Opfer häuslicher Gewalt blieben stets sich selbst überlassen. Das war der Lauf der Welt.
    Ron schlug jetzt ruhig und methodisch auf Madge ein. Der erste Schock war zu kalter Wut geworden. Unter seinen Schlägen sank Madge auf dem Fußboden zusammen. Sie verschränkte die Arme über dem Kopf und entspannte sich so, wie Menschen es lernen, die immer wieder Gewalt erleiden. Schläge werden von einem schlaffen Körper leichter abgefangen, und nur die Anspannung der Muskeln verursacht richtige Schmerzen. Madge war an Schmerzen gewöhnt, lebte Tag um Tag mit ihnen. Bei der Arbeit war ihr Leben ständig bedroht, und verprügelt zu werden, war für sie ein kleines Übel.
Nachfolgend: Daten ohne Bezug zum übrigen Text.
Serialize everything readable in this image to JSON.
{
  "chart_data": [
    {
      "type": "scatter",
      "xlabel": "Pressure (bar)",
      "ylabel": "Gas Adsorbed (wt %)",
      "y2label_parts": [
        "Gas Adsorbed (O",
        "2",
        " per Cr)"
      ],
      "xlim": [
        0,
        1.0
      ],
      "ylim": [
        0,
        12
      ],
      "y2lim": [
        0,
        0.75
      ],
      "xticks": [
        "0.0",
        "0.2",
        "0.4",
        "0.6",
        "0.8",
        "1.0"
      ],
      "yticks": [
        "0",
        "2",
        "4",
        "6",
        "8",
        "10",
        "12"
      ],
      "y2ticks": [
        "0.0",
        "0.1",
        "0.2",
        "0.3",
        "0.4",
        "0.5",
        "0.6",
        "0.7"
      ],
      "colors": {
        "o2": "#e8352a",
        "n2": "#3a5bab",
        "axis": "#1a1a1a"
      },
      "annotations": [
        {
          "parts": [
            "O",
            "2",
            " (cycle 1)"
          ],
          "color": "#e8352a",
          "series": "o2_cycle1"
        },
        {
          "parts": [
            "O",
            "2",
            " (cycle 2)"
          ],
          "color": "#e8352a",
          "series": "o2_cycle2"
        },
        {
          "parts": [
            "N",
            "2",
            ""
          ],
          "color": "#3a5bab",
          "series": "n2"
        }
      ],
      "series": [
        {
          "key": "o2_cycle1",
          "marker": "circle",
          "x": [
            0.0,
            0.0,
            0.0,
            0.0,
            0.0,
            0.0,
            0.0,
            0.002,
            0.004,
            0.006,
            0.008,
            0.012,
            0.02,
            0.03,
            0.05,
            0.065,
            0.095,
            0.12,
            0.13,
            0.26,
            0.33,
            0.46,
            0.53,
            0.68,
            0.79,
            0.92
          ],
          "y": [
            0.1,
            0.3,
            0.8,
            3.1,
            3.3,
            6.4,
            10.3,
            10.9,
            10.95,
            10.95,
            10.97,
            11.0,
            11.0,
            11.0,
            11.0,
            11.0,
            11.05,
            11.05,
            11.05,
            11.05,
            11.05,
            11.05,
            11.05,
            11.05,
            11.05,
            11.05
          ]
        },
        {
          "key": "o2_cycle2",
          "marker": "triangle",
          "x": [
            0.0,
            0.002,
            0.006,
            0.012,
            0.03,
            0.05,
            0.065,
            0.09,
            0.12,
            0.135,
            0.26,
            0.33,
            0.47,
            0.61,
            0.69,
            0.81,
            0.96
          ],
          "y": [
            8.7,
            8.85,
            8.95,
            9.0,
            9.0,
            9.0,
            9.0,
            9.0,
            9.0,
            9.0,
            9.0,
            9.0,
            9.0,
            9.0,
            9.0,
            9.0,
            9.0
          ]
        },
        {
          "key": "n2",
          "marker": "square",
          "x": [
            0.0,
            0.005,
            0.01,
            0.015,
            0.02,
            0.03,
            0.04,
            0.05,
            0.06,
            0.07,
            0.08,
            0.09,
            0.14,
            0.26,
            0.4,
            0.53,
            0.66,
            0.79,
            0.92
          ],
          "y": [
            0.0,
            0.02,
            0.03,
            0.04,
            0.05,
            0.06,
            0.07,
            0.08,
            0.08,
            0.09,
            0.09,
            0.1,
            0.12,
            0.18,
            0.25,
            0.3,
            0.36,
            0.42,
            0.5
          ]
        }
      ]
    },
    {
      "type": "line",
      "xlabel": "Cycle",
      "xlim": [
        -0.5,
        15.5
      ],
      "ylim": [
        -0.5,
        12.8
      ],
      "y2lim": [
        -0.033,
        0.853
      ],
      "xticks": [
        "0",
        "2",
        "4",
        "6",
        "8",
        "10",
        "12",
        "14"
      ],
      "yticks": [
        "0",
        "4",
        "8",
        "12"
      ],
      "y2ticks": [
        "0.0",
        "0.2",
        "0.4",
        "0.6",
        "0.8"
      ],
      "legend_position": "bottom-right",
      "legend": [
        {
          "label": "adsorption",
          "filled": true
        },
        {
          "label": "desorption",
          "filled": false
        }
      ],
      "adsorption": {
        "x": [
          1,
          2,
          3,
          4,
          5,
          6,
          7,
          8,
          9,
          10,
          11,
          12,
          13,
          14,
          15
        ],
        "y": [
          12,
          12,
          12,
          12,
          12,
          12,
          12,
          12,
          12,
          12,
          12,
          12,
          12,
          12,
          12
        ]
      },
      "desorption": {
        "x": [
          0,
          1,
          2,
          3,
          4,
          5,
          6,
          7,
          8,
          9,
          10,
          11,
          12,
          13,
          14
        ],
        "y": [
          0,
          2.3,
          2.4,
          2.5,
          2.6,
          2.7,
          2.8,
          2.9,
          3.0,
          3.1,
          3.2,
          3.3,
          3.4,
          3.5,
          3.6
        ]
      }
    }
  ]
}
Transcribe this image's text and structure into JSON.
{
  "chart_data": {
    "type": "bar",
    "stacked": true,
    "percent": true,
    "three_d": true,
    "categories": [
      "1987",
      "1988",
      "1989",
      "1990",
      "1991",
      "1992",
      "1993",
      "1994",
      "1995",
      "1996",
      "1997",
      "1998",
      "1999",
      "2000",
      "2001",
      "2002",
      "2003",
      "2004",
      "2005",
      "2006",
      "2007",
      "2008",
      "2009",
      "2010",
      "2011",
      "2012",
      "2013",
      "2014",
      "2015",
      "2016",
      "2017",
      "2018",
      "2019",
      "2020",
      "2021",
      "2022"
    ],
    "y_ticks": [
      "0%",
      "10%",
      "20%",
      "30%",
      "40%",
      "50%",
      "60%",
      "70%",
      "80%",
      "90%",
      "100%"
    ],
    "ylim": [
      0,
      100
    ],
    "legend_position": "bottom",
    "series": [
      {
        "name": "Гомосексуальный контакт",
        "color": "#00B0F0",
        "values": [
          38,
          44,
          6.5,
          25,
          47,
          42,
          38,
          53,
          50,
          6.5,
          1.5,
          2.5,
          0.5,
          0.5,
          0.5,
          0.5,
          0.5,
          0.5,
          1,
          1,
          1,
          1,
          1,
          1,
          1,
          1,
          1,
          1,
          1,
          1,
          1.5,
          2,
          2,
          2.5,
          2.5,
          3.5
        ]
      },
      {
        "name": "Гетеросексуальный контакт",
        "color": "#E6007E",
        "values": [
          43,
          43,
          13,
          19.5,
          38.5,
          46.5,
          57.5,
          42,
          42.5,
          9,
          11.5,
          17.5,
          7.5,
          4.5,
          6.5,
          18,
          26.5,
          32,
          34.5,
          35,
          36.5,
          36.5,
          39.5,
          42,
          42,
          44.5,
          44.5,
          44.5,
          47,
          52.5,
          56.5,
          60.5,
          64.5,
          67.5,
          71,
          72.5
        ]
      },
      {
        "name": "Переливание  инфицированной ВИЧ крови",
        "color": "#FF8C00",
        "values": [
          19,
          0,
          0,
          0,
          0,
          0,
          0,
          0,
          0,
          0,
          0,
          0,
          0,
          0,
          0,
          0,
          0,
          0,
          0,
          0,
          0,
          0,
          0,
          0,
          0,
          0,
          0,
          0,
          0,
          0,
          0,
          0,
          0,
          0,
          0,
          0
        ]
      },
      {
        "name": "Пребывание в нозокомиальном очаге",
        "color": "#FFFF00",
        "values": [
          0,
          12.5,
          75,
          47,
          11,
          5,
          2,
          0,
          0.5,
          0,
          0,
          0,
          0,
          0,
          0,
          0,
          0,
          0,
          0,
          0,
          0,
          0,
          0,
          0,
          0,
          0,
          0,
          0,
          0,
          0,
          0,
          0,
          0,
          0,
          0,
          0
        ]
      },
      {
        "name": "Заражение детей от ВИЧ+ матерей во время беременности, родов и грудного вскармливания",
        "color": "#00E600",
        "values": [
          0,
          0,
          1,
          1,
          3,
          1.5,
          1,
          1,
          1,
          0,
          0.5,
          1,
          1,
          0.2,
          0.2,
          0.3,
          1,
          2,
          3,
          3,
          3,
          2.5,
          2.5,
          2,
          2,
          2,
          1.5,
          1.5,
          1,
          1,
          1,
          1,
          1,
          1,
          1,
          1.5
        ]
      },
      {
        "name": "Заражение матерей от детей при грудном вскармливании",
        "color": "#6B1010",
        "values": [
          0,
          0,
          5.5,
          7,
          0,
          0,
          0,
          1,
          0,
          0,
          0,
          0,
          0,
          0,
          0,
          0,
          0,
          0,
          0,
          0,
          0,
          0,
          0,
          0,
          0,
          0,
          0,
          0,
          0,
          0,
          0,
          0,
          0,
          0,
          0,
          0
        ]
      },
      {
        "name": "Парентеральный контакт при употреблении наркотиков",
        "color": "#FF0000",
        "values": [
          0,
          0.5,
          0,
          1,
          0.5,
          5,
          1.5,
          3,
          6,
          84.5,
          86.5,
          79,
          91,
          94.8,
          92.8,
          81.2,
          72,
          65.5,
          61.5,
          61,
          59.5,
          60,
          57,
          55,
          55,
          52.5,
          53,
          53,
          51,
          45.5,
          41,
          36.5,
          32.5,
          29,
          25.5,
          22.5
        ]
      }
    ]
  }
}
    Für Cathy war es anders. Sie nahm das Brotmesser vom Tisch, stellte sich neben Ron und flehte ihn an, ihrer Mutter nicht mehr länger wehzutun. Sie sah, wie Madges Körper Schlag um Schlag hinnehmen musste, und als Rons Zorn beinahe verraucht war, holte er noch einmal aus, um ihr den letzten Tritt zu versetzen.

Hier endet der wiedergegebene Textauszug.